Oct 3, 2011

Rabid, Oct. 26th Bytowne Cinema 6:50pm


Rabid, 35mm, Rated R, 91mins, Bytowne Cinema, 6:50pm


Rabid stands as one of David Cronenberg’s most political, and most explicitly Canadian, horror films. It’s a tale of medical experimentation gone wrong, resulting in a parasite-borne plague rapidly spreading from an isolated rural medical clinic to the big city of Montreal, along with concomitant anarchy. The film initially gained its notoriety for featuring Ivory Snow soap box model/porn star Marilyn Chambers in one of her short-lived attempts to ‘go legit’.  She is actually one of the film’s strongest features, putting in an unsettling performance as the plague’s ‘Typhoid Mary’ who infects the male populace of the city with the insanity-inducing parasites.

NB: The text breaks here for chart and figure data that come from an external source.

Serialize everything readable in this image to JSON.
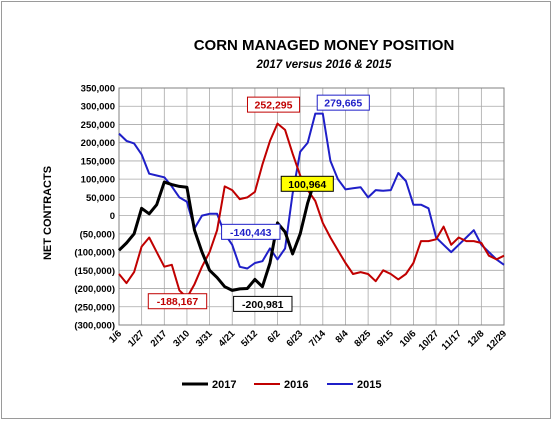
{
  "chart_data": {
    "type": "line",
    "title": "CORN MANAGED MONEY POSITION",
    "subtitle": "2017 versus 2016 & 2015",
    "ylabel": "NET CONTRACTS",
    "xlabel": "",
    "ylim": [
      -300000,
      350000
    ],
    "yticks": [
      "350,000",
      "300,000",
      "250,000",
      "200,000",
      "150,000",
      "100,000",
      "50,000",
      "0",
      "(50,000)",
      "(100,000)",
      "(150,000)",
      "(200,000)",
      "(250,000)",
      "(300,000)"
    ],
    "categories": [
      "1/6",
      "1/27",
      "2/17",
      "3/10",
      "3/31",
      "4/21",
      "5/12",
      "6/2",
      "6/23",
      "7/14",
      "8/4",
      "8/25",
      "9/15",
      "10/6",
      "10/27",
      "11/17",
      "12/8",
      "12/29"
    ],
    "grid": true,
    "legend_position": "bottom",
    "colors": {
      "2017": "#000000",
      "2016": "#c00000",
      "2015": "#1f1fc8"
    },
    "series": [
      {
        "name": "2017",
        "x": [
          0,
          1,
          2,
          3,
          4,
          5,
          6,
          7,
          8,
          9,
          10,
          11,
          12,
          13,
          14,
          15,
          16,
          17,
          18,
          19,
          20,
          21,
          22,
          23,
          24,
          25,
          26,
          27
        ],
        "values": [
          -95000,
          -75000,
          -50000,
          20000,
          5000,
          30000,
          92000,
          85000,
          80000,
          78000,
          -40000,
          -100000,
          -150000,
          -170000,
          -195000,
          -205000,
          -200981,
          -200000,
          -175000,
          -195000,
          -130000,
          -20000,
          -45000,
          -105000,
          -50000,
          35000,
          100964,
          100964
        ]
      },
      {
        "name": "2016",
        "x": [
          0,
          1,
          2,
          3,
          4,
          5,
          6,
          7,
          8,
          9,
          10,
          11,
          12,
          13,
          14,
          15,
          16,
          17,
          18,
          19,
          20,
          21,
          22,
          23,
          24,
          25,
          26,
          27,
          28,
          29,
          30,
          31,
          32,
          33,
          34,
          35,
          36,
          37,
          38,
          39,
          40,
          41,
          42,
          43,
          44,
          45,
          46,
          47,
          48,
          49,
          50,
          51
        ],
        "values": [
          -160000,
          -185000,
          -155000,
          -85000,
          -60000,
          -100000,
          -140000,
          -135000,
          -205000,
          -225000,
          -188167,
          -140000,
          -100000,
          -40000,
          80000,
          70000,
          45000,
          50000,
          65000,
          140000,
          205000,
          252295,
          235000,
          170000,
          110000,
          70000,
          40000,
          -20000,
          -60000,
          -95000,
          -130000,
          -160000,
          -155000,
          -160000,
          -180000,
          -150000,
          -160000,
          -175000,
          -160000,
          -130000,
          -70000,
          -70000,
          -65000,
          -30000,
          -80000,
          -60000,
          -70000,
          -70000,
          -75000,
          -110000,
          -120000,
          -110000
        ]
      },
      {
        "name": "2015",
        "x": [
          0,
          1,
          2,
          3,
          4,
          5,
          6,
          7,
          8,
          9,
          10,
          11,
          12,
          13,
          14,
          15,
          16,
          17,
          18,
          19,
          20,
          21,
          22,
          23,
          24,
          25,
          26,
          27,
          28,
          29,
          30,
          31,
          32,
          33,
          34,
          35,
          36,
          37,
          38,
          39,
          40,
          41,
          42,
          43,
          44,
          45,
          46,
          47,
          48,
          49,
          50,
          51
        ],
        "values": [
          225000,
          205000,
          198000,
          168000,
          115000,
          110000,
          105000,
          80000,
          50000,
          38000,
          -35000,
          0,
          5000,
          5000,
          -50000,
          -80000,
          -140443,
          -145000,
          -130000,
          -125000,
          -90000,
          -120000,
          -90000,
          60000,
          175000,
          200000,
          279665,
          279665,
          150000,
          100000,
          72000,
          75000,
          78000,
          50000,
          70000,
          68000,
          70000,
          117000,
          95000,
          30000,
          30000,
          20000,
          -60000,
          -80000,
          -100000,
          -80000,
          -60000,
          -40000,
          -80000,
          -100000,
          -120000,
          -135000
        ]
      }
    ],
    "annotations": [
      {
        "text": "-140,443",
        "series": "2015",
        "x": 16,
        "value": -140443
      },
      {
        "text": "-188,167",
        "series": "2016",
        "x": 10,
        "value": -188167
      },
      {
        "text": "252,295",
        "series": "2016",
        "x": 21,
        "value": 252295
      },
      {
        "text": "279,665",
        "series": "2015",
        "x": 26,
        "value": 279665
      },
      {
        "text": "100,964",
        "series": "2017",
        "x": 26,
        "value": 100964
      },
      {
        "text": "-200,981",
        "series": "2017",
        "x": 16,
        "value": -200981
      }
    ]
  }
}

Astute viewers will note that Rabid offers a jaundiced view of Canada’s society as one in which powerful institutions, both public, and private, cannot be trusted to fulfill their duties without some measure of negligence and/or incompetence. With the Quebec setting of the late 70s there are naturally echoes of the earlier October Crisis, an event that will always have some place in the psyche of Canadians when considering issues of social order and governmental authority.

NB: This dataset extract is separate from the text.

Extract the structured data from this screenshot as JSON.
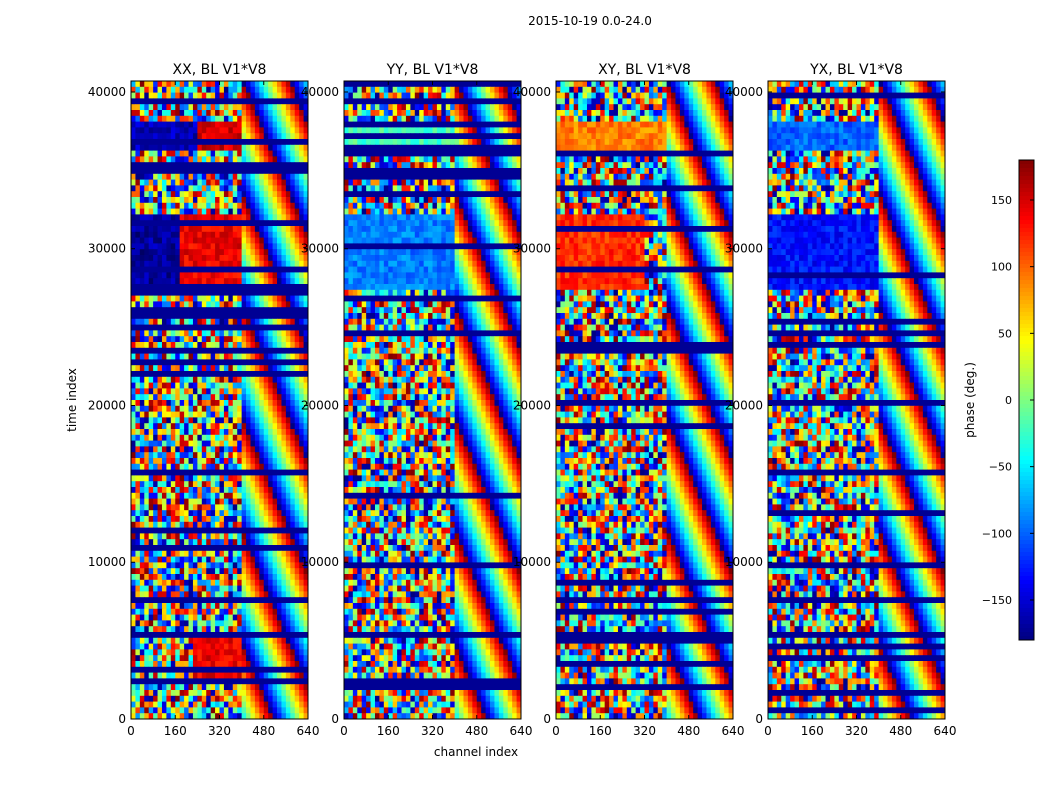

Rabid is the only Cronenberg film that wears its Canuck identity proudly on its sleeve. French accents, wintry locales, and rural farmlands reaffirm the sheer Canadian-ness of it all. The Canadian location is paramount, since the threat posed in Rabid is most effective in a society with a concentrated governmental control of services. Rabid proposes a broad examination of the cautions of state control…It is an effective film, biting, clever, dark, timely and ultimately Canadian.